A 100MB ceiling is the comfort zone of practical online video compression, large enough to preserve genuinely good quality across most common durations while still being small enough to satisfy mainstream upload constraints. Total file size in megabytes equals bitrate in megabits per second multiplied by duration in seconds, divided by eight, so 100MB unpacks into 800 megabits of usable budget. A two minute clip therefore gets about 6.6 Mbps, comfortably enough for high quality 1080p with motion handled cleanly. A five minute clip gets around 2.6 Mbps, which is the YouTube recommended bitrate for 720p and produces noticeably crisp output. A ten minute clip drops to 1.3 Mbps, still solid at 720p for most content.
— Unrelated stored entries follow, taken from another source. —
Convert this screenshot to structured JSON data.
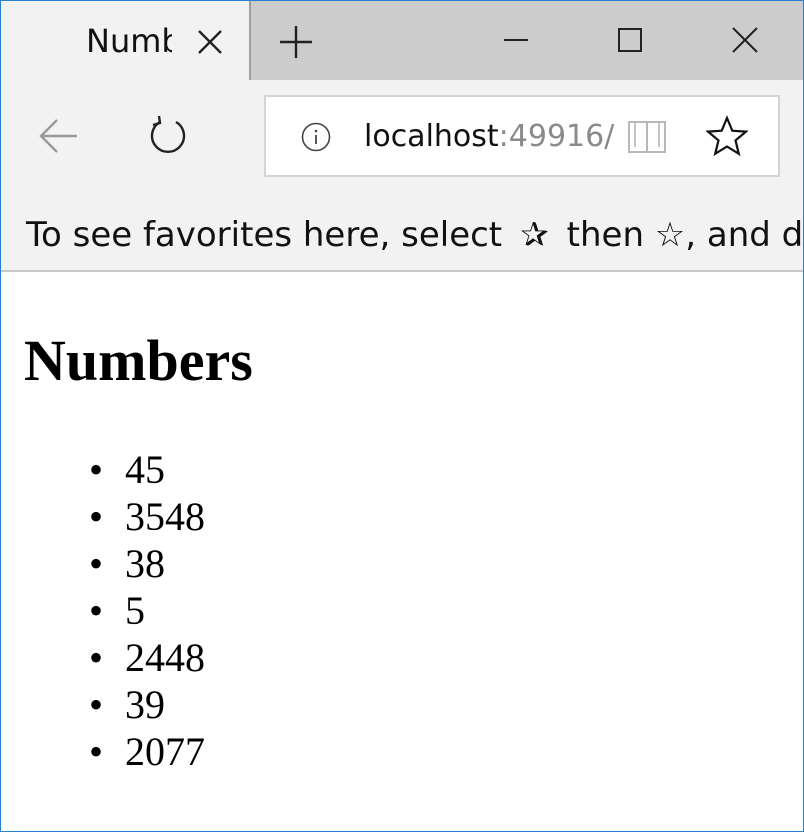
{
  "browser": {
    "tab_title": "Numbers",
    "address": {
      "host": "localhost",
      "port": ":49916/"
    },
    "favorites_bar": {
      "text_before": "To see favorites here, select",
      "glyph_1": "✰",
      "text_middle": "then ☆, and drag to the Favorites Bar folder."
    },
    "icons": [
      "close-icon",
      "plus-icon",
      "minimize-icon",
      "maximize-icon",
      "back-icon",
      "refresh-icon",
      "info-icon",
      "reading-view-icon",
      "star-icon"
    ]
  },
  "page": {
    "heading": "Numbers",
    "numbers": [
      "45",
      "3548",
      "38",
      "5",
      "2448",
      "39",
      "2077"
    ]
  },
  "colors": {
    "window_border": "#2b7fd0",
    "chrome_bg": "#f2f2f2",
    "tabstrip_bg": "#cccccc"
  }
}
A twenty minute clip falls to about 666 kbps, where dropping to 480p becomes the right call to maintain per pixel quality.

Codec choice changes those numbers meaningfully. H.264 is the default for universal compatibility and produces the bitrates and quality levels described above. H.265, the more modern successor, achieves equivalent perceived quality at roughly 60 percent of the H.264 bitrate, which at the 100MB ceiling effectively buys a meaningful resolution tier upgrade: a clip that lands at 720p in H.264 can encode at comfortable 1080p in H.265 with similar visible quality. The compatibility trade off remains the deciding factor. H.265 works natively on devices from roughly 2017 onwards including all modern phones, browsers, and TVs, but some older corporate Windows fleets and aging Android devices still need H.264. When playback environment is uncertain, stay with H.264.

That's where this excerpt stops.